Something Life Crisis?
My niche has evaded me again and again. It is so frustrating; I am liable to smash it on the floor once I catch it.
My dreamy tendencies don’t help much. I get an idea and start to float away. Sometimes this sets me up for disappointment. One Idea I had, was this ad on craigslist, while I was job hunting. I was hoping maybe someone would give me a shot. Maybe they had done things like me on their own journey. I joked with my fiancé, that this would be my big break. I have tried my hand at different careers. I had worked on a degree that mutated frequently. Maybe this is how I validate myself? Maybe I was dreaming of a life, where I felt like more than a number. I did not anticipate the result of this idea.
I teased my fiancé that I would be an ice cream taster. Or, that I would have the privilege of cuddling puppies. I told him that he would stop laughing, when George Lucas called with an offer. Silly, huh? Don’t tell anyone…
The responses that I got were not what I had expected. Guess I daydream a little too much. Someone lovely in my life passed the ad along to a friend. He was a business owner. It was purely word of mouth. He did not see it on his own search. This pass-along, did however earn me an interview. It was for a morgue transport position.
I went with it. This was a gracious offer and opportunity. I thought that this was something with purpose.

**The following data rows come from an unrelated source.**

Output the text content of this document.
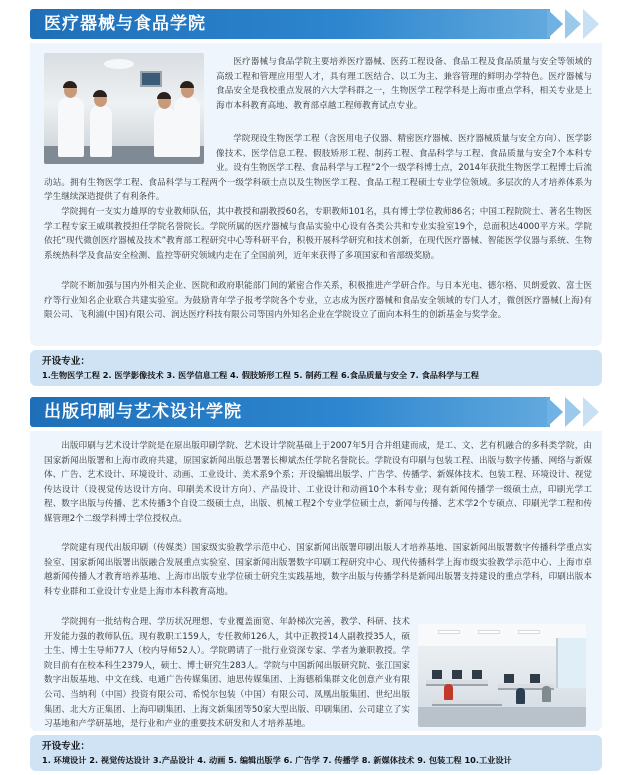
医疗器械与食品学院
医疗器械与食品学院主要培养医疗器械、医药工程设备、食品工程及食品质量与安全等领域的高级工程和管理应用型人才，具有理工医结合、以工为主、兼容管理的鲜明办学特色。医疗器械与食品安全是我校重点发展的六大学科群之一，生物医学工程学科是上海市重点学科，相关专业是上海市本科教育高地、教育部卓越工程师教育试点专业。
　　学院现设生物医学工程（含医用电子仪器、精密医疗器械、医疗器械质量与安全方向）、医学影像技术、医学信息工程、假肢矫形工程、制药工程、食品科学与工程、食品质量与安全7个本科专业。设有生物医学工程、食品科学与工程”2个一级学科博士点，2014年获批生物医学工程博士后流动站。拥有生物医学工程、食品科学与工程两个一级学科硕士点以及生物医学工程、食品工程工程硕士专业学位领域。多层次的人才培养体系为学生继续深造提供了有利条件。
学院拥有一支实力雄厚的专业教师队伍，其中教授和副教授60名，专职教师101名，具有博士学位教师86名；中国工程院院士、著名生物医学工程专家王威琪教授担任学院名誉院长。学院所属的医疗器械与食品实验中心设有各类公共和专业实验室19个，总面积达4000平方米。学院依托“现代微创医疗器械及技术”教育部工程研究中心等科研平台，积极开展科学研究和技术创新，在现代医疗器械、智能医学仪器与系统、生物系统热科学及食品安全检测、监控等研究领域内走在了全国前列，近年来获得了多项国家和省部级奖励。
学院不断加强与国内外相关企业、医院和政府职能部门间的紧密合作关系，积极推进产学研合作。与日本光电、德尔格、贝朗爱敦、富士医疗等行业知名企业联合共建实验室。为鼓励青年学子报考学院各个专业，立志成为医疗器械和食品安全领域的专门人才，微创医疗器械(上海)有限公司、飞利浦(中国)有限公司、润达医疗科技有限公司等国内外知名企业在学院设立了面向本科生的创新基金与奖学金。
开设专业：
1.生物医学工程 2. 医学影像技术 3. 医学信息工程 4. 假肢矫形工程 5. 制药工程 6.食品质量与安全 7. 食品科学与工程
出版印刷与艺术设计学院
出版印刷与艺术设计学院是在原出版印刷学院、艺术设计学院基础上于2007年5月合并组建而成，是工、文、艺有机融合的多科类学院，由国家新闻出版署和上海市政府共建，原国家新闻出版总署署长柳斌杰任学院名誉院长。学院设有印刷与包装工程、出版与数字传播、网络与新媒体、广告、艺术设计、环境设计、动画、工业设计、美术系9个系；开设编辑出版学、广告学、传播学、新媒体技术、包装工程、环境设计、视觉传达设计（设视觉传达设计方向、印刷美术设计方向）、产品设计、工业设计和动画10个本科专业；现有新闻传播学一级硕士点，印刷光学工程、数字出版与传播、艺术传播3个自设二级硕士点，出版、机械工程2个专业学位硕士点，新闻与传播、艺术学2个专硕点、印刷光学工程和传媒管理2个二级学科博士学位授权点。
学院建有现代出版印刷（传媒类）国家级实验教学示范中心、国家新闻出版署印刷出版人才培养基地、国家新闻出版署数字传播科学重点实验室、国家新闻出版署出版融合发展重点实验室、国家新闻出版署数字印刷工程研究中心、现代传播科学上海市级实验教学示范中心、上海市卓越新闻传播人才教育培养基地、上海市出版专业学位硕士研究生实践基地，数字出版与传播学科是新闻出版署支持建设的重点学科，印刷出版本科专业群和工业设计专业是上海市本科教育高地。
学院拥有一批结构合理、学历状况理想、专业覆盖面宽、年龄梯次完善，教学、科研、技术开发能力强的教师队伍。现有教职工159人，专任教师126人，其中正教授14人副教授35人，硕士生、博士生导师77人（校内导师52人）。学院聘请了一批行业资深专家、学者为兼职教授。学院目前有在校本科生2379人，硕士、博士研究生283人。学院与中国新闻出版研究院、张江国家数字出版基地、中文在线、电通广告传媒集团、迪思传媒集团、上海德稻集群文化创意产业有限公司、当纳利（中国）投资有限公司、希悦尔包装（中国）有限公司、凤凰出版集团、世纪出版集团、北大方正集团、上海印刷集团、上海文新集团等50家大型出版、印刷集团、公司建立了实习基地和产学研基地，是行业和产业的重要技术研发和人才培养基地。
开设专业：
1. 环境设计 2. 视觉传达设计 3.产品设计 4. 动画 5. 编辑出版学 6. 广告学 7. 传播学 8. 新媒体技术 9. 包装工程 10.工业设计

The interview was an actual drop off. To see if this was something that I could handle. It. Was. Not. It was something tragic. I got smacked in the face with the reality of death. Of Life. Of purpose. Of dumb things that people get stuck on. Dumb things that won’t matter in 300 years. Maybe I had been desensitized to a degree? Maybe I haven’t experienced it as much as others have? It was a little bit rawer than I had expected. It forced me to have an attitude adjustment. I had to realize all the things that I was grateful for. It forced me to stop feeling sorry for myself, just because everything wasn’t exactly the way that I thought it should be. There are things in my life, good and bad, that I do still have the opportunity to get up and face again. After I had looked into the eyes of the deceased, I cursed and did the moon-walk. They couldn’t get up. I wanted them to. It cut my heart. I pushed the air away from me. I was shaking and felt a little dizzy. I had to apologize to the wonderful man that gave me that opportunity. He assured me that the position wasn’t for everyone.
My fiancé got a kick out of the whole result of my dorky unicorn ad. It was a far cry from: puppy cuddling, hearts, rainbows and ice cream. He also gave me props for jumping in head first.